20 Barb. 449 | N.Y. Sup. Ct. | 1855
The first ground upon which the demurrer in this case is predicated is, that the 'complaint does not set forth facts sufficient to constitute a cause of action. The complaint, after stating that the defendants were an organized company and the owners of the road, and were running it, avers that on the 2d day of December, 1853, while they were so running the road, the plaintiff’s intestate was in the employ of the defendants as an engineer upon their locomotive, while it was in their use and service on that day. This is a sufficient allegation to show that the relation of master and servant existed between the parties. At all events it shows that McMillan was lawfully on the road on that occasion, at the request of the defendants, and as their servant actually engaged in conducting the locomotive at the time of the happening of the injury complained of. The duty is created by law, and the general allegation, I think, is sufficient. It may be said, it is true, that this is the rule as between the company and third persons, but that a different rule prevails as between master and servant, where particular accidents or mishaps may be guarded against by special contract. (Story on Agency, 453, e. 3 Seld. 498.) But in the view I have taken of another point it will not be necessary further to consider this position, at the present time. Ho special contract, however, between the principal and agent is to be inferred from such an allegation.

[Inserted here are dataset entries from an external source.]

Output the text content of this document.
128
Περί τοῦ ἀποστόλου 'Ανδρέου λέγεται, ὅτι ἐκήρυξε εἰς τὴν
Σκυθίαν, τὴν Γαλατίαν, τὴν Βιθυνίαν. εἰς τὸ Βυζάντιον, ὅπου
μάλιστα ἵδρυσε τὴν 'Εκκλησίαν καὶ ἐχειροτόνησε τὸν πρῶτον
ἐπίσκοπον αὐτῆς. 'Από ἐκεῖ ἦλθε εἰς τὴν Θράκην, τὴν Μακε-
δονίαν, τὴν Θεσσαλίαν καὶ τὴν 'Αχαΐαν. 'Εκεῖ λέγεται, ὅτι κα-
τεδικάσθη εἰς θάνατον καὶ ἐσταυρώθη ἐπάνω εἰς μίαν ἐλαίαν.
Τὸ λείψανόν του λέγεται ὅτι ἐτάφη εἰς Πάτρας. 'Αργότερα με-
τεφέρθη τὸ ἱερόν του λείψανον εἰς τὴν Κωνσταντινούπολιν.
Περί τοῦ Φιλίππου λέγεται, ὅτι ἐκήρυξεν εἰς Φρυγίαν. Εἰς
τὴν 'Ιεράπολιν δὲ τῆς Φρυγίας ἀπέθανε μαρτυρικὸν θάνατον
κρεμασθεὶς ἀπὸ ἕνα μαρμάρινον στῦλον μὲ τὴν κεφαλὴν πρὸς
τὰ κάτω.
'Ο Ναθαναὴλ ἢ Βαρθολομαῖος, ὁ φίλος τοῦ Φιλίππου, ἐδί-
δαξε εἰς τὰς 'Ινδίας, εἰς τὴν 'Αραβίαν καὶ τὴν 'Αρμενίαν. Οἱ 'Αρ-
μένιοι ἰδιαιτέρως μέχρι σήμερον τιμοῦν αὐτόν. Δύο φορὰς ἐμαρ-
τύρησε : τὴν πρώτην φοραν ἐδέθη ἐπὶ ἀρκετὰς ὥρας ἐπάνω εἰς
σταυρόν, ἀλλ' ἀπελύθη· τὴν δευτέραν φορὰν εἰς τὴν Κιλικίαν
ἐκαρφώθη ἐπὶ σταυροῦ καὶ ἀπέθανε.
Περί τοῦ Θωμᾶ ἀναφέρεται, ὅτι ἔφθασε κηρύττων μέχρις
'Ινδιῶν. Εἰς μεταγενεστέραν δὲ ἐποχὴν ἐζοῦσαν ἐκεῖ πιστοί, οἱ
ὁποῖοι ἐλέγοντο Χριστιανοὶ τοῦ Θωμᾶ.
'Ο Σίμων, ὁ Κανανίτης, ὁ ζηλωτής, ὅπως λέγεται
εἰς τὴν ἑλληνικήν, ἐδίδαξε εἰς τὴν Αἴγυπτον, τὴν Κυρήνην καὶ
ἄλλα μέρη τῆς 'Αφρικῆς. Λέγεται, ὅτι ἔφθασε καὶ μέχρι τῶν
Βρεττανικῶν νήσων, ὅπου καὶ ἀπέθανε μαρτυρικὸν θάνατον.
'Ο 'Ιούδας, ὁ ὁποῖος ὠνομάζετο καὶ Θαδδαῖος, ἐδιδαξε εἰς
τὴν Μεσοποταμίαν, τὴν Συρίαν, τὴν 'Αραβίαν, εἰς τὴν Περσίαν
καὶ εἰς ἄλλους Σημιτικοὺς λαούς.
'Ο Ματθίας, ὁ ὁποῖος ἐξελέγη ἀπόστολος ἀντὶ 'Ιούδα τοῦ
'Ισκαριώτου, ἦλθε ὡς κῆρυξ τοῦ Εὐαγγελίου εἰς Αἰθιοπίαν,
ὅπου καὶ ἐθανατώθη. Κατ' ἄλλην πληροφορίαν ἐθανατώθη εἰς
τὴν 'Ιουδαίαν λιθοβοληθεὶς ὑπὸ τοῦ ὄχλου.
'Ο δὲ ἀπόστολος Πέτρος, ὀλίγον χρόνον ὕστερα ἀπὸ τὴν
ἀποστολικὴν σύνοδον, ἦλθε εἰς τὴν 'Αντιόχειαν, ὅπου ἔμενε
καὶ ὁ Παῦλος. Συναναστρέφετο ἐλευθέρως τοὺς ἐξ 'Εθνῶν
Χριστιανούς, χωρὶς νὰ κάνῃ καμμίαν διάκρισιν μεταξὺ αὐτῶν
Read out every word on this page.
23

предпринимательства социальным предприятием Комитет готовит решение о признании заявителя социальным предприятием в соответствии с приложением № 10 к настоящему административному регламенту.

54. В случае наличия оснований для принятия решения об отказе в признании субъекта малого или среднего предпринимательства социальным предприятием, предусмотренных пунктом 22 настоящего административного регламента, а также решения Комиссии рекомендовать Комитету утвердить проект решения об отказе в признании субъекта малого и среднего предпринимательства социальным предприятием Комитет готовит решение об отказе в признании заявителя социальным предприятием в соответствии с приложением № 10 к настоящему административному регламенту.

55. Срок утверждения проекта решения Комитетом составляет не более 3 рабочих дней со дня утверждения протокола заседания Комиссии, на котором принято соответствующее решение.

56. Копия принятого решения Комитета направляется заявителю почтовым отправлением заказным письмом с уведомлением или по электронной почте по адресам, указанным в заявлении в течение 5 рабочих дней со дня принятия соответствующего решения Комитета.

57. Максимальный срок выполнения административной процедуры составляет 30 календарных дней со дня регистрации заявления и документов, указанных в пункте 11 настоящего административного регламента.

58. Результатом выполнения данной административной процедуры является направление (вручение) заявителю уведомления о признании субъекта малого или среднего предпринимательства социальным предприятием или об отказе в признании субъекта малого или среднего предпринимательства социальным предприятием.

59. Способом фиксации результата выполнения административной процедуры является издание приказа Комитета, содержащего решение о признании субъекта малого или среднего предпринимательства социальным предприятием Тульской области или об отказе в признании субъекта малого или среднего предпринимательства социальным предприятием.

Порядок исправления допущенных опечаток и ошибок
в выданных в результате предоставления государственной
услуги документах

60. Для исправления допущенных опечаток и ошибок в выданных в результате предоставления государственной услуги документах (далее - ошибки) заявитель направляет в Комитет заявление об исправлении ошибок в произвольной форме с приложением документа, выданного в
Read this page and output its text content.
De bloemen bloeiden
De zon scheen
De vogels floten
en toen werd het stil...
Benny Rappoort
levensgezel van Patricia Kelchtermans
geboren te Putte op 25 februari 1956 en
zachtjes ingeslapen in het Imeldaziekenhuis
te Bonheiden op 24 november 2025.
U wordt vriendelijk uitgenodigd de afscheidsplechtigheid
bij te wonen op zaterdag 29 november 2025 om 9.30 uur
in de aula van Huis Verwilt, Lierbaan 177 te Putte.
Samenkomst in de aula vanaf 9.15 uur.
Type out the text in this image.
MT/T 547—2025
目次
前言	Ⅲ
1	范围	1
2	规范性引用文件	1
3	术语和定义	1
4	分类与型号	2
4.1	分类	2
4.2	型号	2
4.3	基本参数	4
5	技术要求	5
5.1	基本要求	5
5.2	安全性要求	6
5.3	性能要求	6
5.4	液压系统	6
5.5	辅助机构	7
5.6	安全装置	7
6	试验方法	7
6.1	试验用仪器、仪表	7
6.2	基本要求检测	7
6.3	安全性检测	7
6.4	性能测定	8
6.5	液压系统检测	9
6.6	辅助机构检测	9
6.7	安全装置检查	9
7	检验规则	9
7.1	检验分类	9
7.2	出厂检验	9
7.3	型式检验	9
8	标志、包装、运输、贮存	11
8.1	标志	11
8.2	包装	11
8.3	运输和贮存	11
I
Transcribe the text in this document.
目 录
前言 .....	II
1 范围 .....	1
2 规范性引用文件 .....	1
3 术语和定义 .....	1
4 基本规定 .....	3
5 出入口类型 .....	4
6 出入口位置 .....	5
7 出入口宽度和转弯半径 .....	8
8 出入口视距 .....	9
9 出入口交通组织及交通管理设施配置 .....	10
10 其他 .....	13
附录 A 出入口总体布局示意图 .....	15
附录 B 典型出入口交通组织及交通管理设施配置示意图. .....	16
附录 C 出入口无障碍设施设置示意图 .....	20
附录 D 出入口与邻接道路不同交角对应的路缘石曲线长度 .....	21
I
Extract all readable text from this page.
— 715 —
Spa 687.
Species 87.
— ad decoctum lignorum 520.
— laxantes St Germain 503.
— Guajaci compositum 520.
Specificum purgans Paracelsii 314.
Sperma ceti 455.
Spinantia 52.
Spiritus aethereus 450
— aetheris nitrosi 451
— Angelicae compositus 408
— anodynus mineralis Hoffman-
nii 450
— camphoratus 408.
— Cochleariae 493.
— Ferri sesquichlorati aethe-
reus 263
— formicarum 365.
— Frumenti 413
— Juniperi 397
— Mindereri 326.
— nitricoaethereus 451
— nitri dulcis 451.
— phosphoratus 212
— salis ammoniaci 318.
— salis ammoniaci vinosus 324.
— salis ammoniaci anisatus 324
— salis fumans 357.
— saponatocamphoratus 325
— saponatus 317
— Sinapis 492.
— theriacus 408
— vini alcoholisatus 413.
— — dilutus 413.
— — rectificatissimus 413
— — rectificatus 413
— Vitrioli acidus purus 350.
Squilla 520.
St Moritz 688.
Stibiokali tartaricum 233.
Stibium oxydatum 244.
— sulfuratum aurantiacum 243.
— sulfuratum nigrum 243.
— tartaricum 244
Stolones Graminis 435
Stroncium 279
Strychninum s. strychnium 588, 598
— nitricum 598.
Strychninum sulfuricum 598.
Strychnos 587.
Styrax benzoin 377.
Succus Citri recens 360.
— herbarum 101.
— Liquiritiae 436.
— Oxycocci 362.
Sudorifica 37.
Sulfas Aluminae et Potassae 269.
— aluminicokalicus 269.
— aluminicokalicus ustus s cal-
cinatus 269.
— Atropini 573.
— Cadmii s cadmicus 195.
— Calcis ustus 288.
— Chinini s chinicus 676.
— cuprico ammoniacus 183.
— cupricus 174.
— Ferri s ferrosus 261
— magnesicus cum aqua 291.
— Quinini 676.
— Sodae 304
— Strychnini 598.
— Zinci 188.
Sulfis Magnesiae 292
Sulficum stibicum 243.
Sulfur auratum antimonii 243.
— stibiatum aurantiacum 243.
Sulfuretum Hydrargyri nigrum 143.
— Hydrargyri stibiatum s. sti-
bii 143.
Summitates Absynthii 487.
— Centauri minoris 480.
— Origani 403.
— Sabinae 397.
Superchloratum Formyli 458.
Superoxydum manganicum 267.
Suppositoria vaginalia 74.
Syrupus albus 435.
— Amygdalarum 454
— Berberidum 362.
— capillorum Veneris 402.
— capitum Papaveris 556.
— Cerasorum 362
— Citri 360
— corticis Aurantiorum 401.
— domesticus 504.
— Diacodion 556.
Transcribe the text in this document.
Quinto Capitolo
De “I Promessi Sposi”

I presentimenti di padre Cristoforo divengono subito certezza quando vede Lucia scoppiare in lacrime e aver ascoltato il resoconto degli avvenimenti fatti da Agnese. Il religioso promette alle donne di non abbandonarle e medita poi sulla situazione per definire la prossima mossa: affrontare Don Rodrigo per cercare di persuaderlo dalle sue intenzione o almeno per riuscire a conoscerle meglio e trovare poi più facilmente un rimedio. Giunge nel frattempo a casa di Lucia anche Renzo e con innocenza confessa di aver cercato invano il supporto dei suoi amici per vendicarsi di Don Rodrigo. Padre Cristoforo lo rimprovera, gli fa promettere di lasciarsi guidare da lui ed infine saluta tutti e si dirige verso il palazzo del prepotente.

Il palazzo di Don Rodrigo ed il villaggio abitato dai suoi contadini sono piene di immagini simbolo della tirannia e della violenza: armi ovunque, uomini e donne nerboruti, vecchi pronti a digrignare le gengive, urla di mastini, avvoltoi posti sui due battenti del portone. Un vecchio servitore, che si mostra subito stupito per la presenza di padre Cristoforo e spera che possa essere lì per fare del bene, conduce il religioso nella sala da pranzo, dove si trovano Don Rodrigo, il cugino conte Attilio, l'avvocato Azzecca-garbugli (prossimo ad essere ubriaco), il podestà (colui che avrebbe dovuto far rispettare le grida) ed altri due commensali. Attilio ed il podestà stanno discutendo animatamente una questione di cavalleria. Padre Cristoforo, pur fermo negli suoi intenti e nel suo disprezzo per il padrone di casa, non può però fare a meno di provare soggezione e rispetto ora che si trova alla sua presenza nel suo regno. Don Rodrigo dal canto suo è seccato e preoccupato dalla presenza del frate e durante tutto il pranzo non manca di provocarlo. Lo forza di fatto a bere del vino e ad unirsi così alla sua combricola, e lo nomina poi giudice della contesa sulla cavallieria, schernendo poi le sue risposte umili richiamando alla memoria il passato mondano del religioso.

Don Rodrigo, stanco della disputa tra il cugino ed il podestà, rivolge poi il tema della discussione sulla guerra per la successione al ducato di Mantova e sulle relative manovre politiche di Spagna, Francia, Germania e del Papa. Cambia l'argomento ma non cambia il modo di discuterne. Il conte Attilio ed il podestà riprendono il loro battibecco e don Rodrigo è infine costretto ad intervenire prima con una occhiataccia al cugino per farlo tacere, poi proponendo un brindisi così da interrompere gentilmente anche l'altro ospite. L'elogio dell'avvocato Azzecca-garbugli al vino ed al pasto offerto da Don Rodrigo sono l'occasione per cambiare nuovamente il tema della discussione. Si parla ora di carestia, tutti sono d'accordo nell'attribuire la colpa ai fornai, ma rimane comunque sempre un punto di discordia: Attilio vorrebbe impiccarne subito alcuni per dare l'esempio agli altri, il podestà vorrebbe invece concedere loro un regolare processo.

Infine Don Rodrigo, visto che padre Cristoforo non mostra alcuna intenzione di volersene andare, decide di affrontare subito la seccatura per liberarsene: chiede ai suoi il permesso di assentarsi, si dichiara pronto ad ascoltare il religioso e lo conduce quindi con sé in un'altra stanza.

The great question is, whether the plaintiff should have averred actual notice to the defendants, of the defects complained of, or some of them. In Keegan v. The Western Rail Road Corporation, (4 Seld. 175,) Ch. J. Ruggles, in delivering the opinion of the court of appeals, says that “ the cases in which it has been held that a principal is not liable to one agent or servant for an injury sustained by him in consequence of the misfeasance or negligence of another agent or servant of the same principal while engaged in the same general business, were not applicable to the case then under consideration. That they were only applicable where the injury complained of happened without any actual fault or misconduct of the company, either in the act which caused the injury or in the selection or
These remarks I consider as peculiarly appropriate to the present case. The plaintiff’s intestate was the engineer upon the very locomotive which contained the defects complained of. It was his duty to have made known the defects to the company, as in the case of Keegan v. The Western Rail Road Corporation. He was responsible as well to the public as the company, for not making them known. It was his duty, and it was confided to him by his employers, to guard against all accidents liable to happen by the escape of horses or other animals upon the track, through the defect of fences or otherwise. He would be more likely to know of occasional defects in fences or cattle-guards or bridges than the company or their officers elsewhere located. He was bound at all times to exercise all diligence and caution against the happening of accidents, and to thus protect himself as well as his passengers and the property intrusted to his care. He had the knowledge, or the means of knowledge, within his own power. He might have required special indemnity against all risks, or he might have given notice to the company and have thrown the risk upon them. (3 Mees. & Wels. 1. Story on Agency, 451 d, e. Parsons on Contracts, 528.) “The master,” says the latter, “ is not responsible ’for an accident happening in the course of his service, unless the master knew that it exposed the servant to peculiar danger, and the servant did not.” (And see Add. on Cont. 744.)
The servant, then, to be entitled to recover, as seems to be established by all the cases, must prove actual notice to the principal of the defects complained of as causing the injury, or some of them. And in order to be able to prove notice, he must allege it in his complaint. It is argued that no notice was averred in the case of Keegan. But the evidence was received by the referee without objection. And the question did
It is further insisted that the defendants in this case must have known whether they built the fences or not, and that they are charged with not building. The plaintiff, however, avers that the horse escaped on to the road in consequence of a defect in the fence between a certain lot and the rail road, which it was the duty of the defendants to maintain and keep in repair; they admitting that the fence had been built but had become defective and out of repair. The same remark is applicable as to the cattle-guards, and the bridge. All which defects, as before remarked, were more likely to have been known to the engineer than to the company, particularly the insufficiency of the cow-catcher attached to the locomotive, to permit which he might be deemed to have been grossly negligent himself. Without further pursuing this subject, I am satisfied that the judge was right at special term in sustaining the demurrer, and I am for affirming the order, with $10 costs.
Order affirmed.
C. L. Allen, Bockes and James, Justices.]